Used Car Buyers Soaked By New Tax Law - - Tyler, Longview, Jacksonville |ETX News

04/30/07-Upshur County

Used Car Buyers Soaked By New Tax Law

Many people who have a used car sell them privately to a friend, a neighbor, even to someone in their family.  Often, they sell it cheap, as a favor.

For some thinking they got a deal, stands the State of Texas to soak them big.  

Mark Tims has driven a white Ford F-150 pickup for years at his job.

"I [recently] purchased the truck from the place where I used to work, and I paid $1,100 for it," he says.

It still runs fine.  It's a dependable truck, and was a real deal -- until he made a trip to the tax office.

"I was told they didn't tax you on the purchase price, they tax you on the perceived value on the vehicle."

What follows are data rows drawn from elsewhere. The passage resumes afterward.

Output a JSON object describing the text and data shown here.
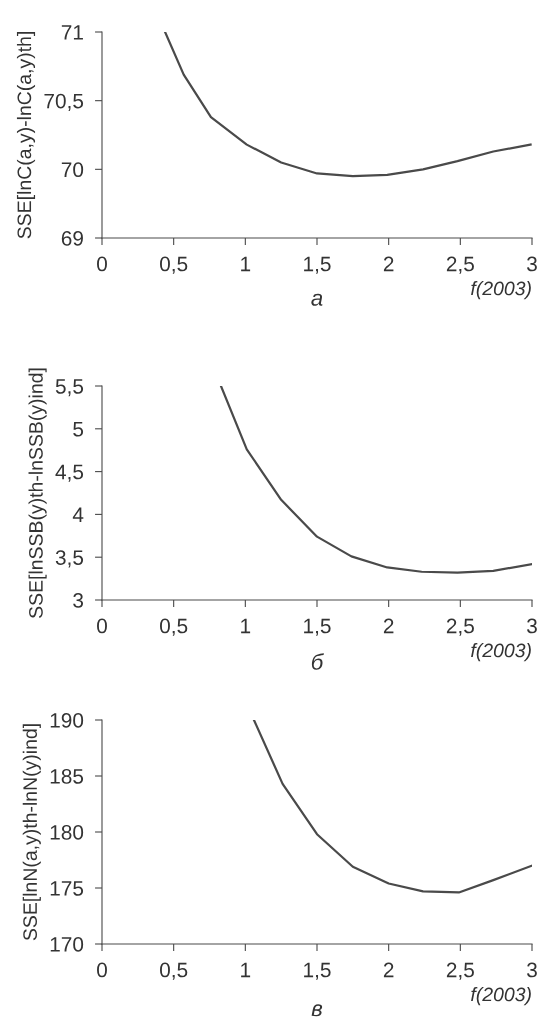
{
  "chart_data": [
    {
      "type": "line",
      "xlabel": "f(2003)",
      "ylabel": "SSE[lnC(a,y)-lnC(a,y)th]",
      "annotations": [
        "а"
      ],
      "xlim": [
        0,
        3
      ],
      "xticks": [
        0,
        {
          "value": 0.5,
          "label": "0,5"
        },
        1,
        {
          "value": 1.5,
          "label": "1,5"
        },
        2,
        {
          "value": 2.5,
          "label": "2,5"
        },
        3
      ],
      "ylim": [
        69.5,
        71
      ],
      "yticks": [
        {
          "value": 69.5,
          "label": "69"
        },
        70,
        {
          "value": 70.5,
          "label": "70,5"
        },
        71
      ],
      "grid": false,
      "series": [
        {
          "color": "#4a4a4a",
          "x": [
            0.44,
            0.57,
            0.76,
            1.01,
            1.25,
            1.5,
            1.75,
            1.99,
            2.24,
            2.48,
            2.73,
            2.99
          ],
          "values": [
            71,
            70.69,
            70.38,
            70.18,
            70.05,
            69.97,
            69.95,
            69.96,
            70.0,
            70.06,
            70.13,
            70.18
          ]
        }
      ]
    },
    {
      "type": "line",
      "xlabel": "f(2003)",
      "ylabel": "SSE[lnSSB(y)th-lnSSB(y)ind]",
      "annotations": [
        "б"
      ],
      "xlim": [
        0,
        3
      ],
      "xticks": [
        0,
        {
          "value": 0.5,
          "label": "0,5"
        },
        1,
        {
          "value": 1.5,
          "label": "1,5"
        },
        2,
        {
          "value": 2.5,
          "label": "2,5"
        },
        3
      ],
      "ylim": [
        3,
        5.5
      ],
      "yticks": [
        3,
        {
          "value": 3.5,
          "label": "3,5"
        },
        4,
        {
          "value": 4.5,
          "label": "4,5"
        },
        5,
        {
          "value": 5.5,
          "label": "5,5"
        }
      ],
      "grid": false,
      "series": [
        {
          "color": "#4a4a4a",
          "x": [
            0.83,
            1.01,
            1.25,
            1.5,
            1.74,
            1.99,
            2.23,
            2.48,
            2.73,
            3.0
          ],
          "values": [
            5.5,
            4.76,
            4.17,
            3.74,
            3.51,
            3.38,
            3.33,
            3.32,
            3.34,
            3.42
          ]
        }
      ]
    },
    {
      "type": "line",
      "xlabel": "f(2003)",
      "ylabel": "SSE[lnN(a,y)th-lnN(y)ind]",
      "annotations": [
        "в"
      ],
      "xlim": [
        0,
        3
      ],
      "xticks": [
        0,
        {
          "value": 0.5,
          "label": "0,5"
        },
        1,
        {
          "value": 1.5,
          "label": "1,5"
        },
        2,
        {
          "value": 2.5,
          "label": "2,5"
        },
        3
      ],
      "ylim": [
        170,
        190
      ],
      "yticks": [
        170,
        175,
        180,
        185,
        190
      ],
      "grid": false,
      "series": [
        {
          "color": "#4a4a4a",
          "x": [
            1.06,
            1.26,
            1.5,
            1.75,
            2.0,
            2.24,
            2.49,
            2.73,
            3.0
          ],
          "values": [
            190,
            184.3,
            179.8,
            176.9,
            175.4,
            174.7,
            174.6,
            175.7,
            177.0
          ]
        }
      ]
    }
  ]
}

A little-known law took effect in October.    Instead of Mark paying tax on his actual price,

"I paid $1,100, and they said it was worth about $3,600, so that's what they were going to tax me on," he says.

It's called the "Standard Presumptive Value."

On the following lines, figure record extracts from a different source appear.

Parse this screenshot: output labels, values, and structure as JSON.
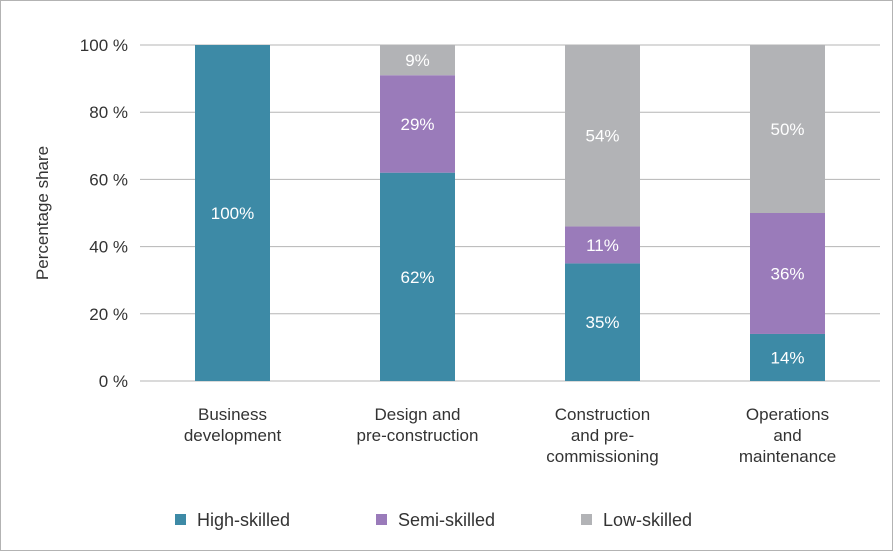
{
  "chart_data": {
    "type": "bar",
    "stacked": true,
    "title": "",
    "xlabel": "",
    "ylabel": "Percentage share",
    "ylim": [
      0,
      100
    ],
    "y_ticks": [
      0,
      20,
      40,
      60,
      80,
      100
    ],
    "y_tick_labels": [
      "0 %",
      "20 %",
      "40 %",
      "60 %",
      "80 %",
      "100 %"
    ],
    "categories": [
      [
        "Business",
        "development"
      ],
      [
        "Design and",
        "pre-construction"
      ],
      [
        "Construction",
        "and pre-",
        "commissioning"
      ],
      [
        "Operations",
        "and",
        "maintenance"
      ]
    ],
    "series": [
      {
        "name": "High-skilled",
        "color": "#3d8aa6",
        "values": [
          100,
          62,
          35,
          14
        ],
        "labels": [
          "100%",
          "62%",
          "35%",
          "14%"
        ]
      },
      {
        "name": "Semi-skilled",
        "color": "#9a7bba",
        "values": [
          0,
          29,
          11,
          36
        ],
        "labels": [
          "",
          "29%",
          "11%",
          "36%"
        ]
      },
      {
        "name": "Low-skilled",
        "color": "#b2b3b6",
        "values": [
          0,
          9,
          54,
          50
        ],
        "labels": [
          "",
          "9%",
          "54%",
          "50%"
        ]
      }
    ],
    "grid": true,
    "legend_position": "bottom"
  }
}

Buyers will pay 6.25 percent on 80 percent of the "Presumptive Value" determined by state tables.  

Prospective buyers can enter in the make, model, year and odometer reading into a TxDOT website and find the value they'll the taxed on.   Even if they plan to pay a lot less to buy the vehicle.

New vehicles are exempt, and so are very old cars.  Dealer purchases, salvage jobs, outright gifts or even trades aren't subject to the tax change, either.

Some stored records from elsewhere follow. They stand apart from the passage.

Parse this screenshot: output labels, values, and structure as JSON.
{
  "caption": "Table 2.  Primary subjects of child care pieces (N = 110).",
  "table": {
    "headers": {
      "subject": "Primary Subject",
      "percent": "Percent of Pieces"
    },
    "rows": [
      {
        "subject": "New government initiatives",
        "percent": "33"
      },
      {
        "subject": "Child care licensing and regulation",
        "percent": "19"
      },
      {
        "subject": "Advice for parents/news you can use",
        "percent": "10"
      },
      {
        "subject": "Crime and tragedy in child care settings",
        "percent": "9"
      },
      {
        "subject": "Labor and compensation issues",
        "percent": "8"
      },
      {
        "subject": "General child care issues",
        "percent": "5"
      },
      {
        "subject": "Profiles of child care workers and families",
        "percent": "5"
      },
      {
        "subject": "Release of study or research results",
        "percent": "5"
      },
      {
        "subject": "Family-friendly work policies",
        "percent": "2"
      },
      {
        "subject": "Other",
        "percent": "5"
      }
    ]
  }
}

The supporting lawmakers said it was a way to collect taxes from people who routinely lied about how much they really paid.  Mark says -- for honest folks -- it's a bill they don't deserve.

"I don't think it's fair at all to tax people for more than what they bought it for," he says.

You can go to a dealer or adjuster, pay them a state-mandated fee of several hundred dollars, and see if they appraise your vehicle for less.

Fervent supporter of the bill, Senator Jeff Wentworth of San Antonio says he expects the extra tax money to be about $35 million a year, and that it will all go to fund public education.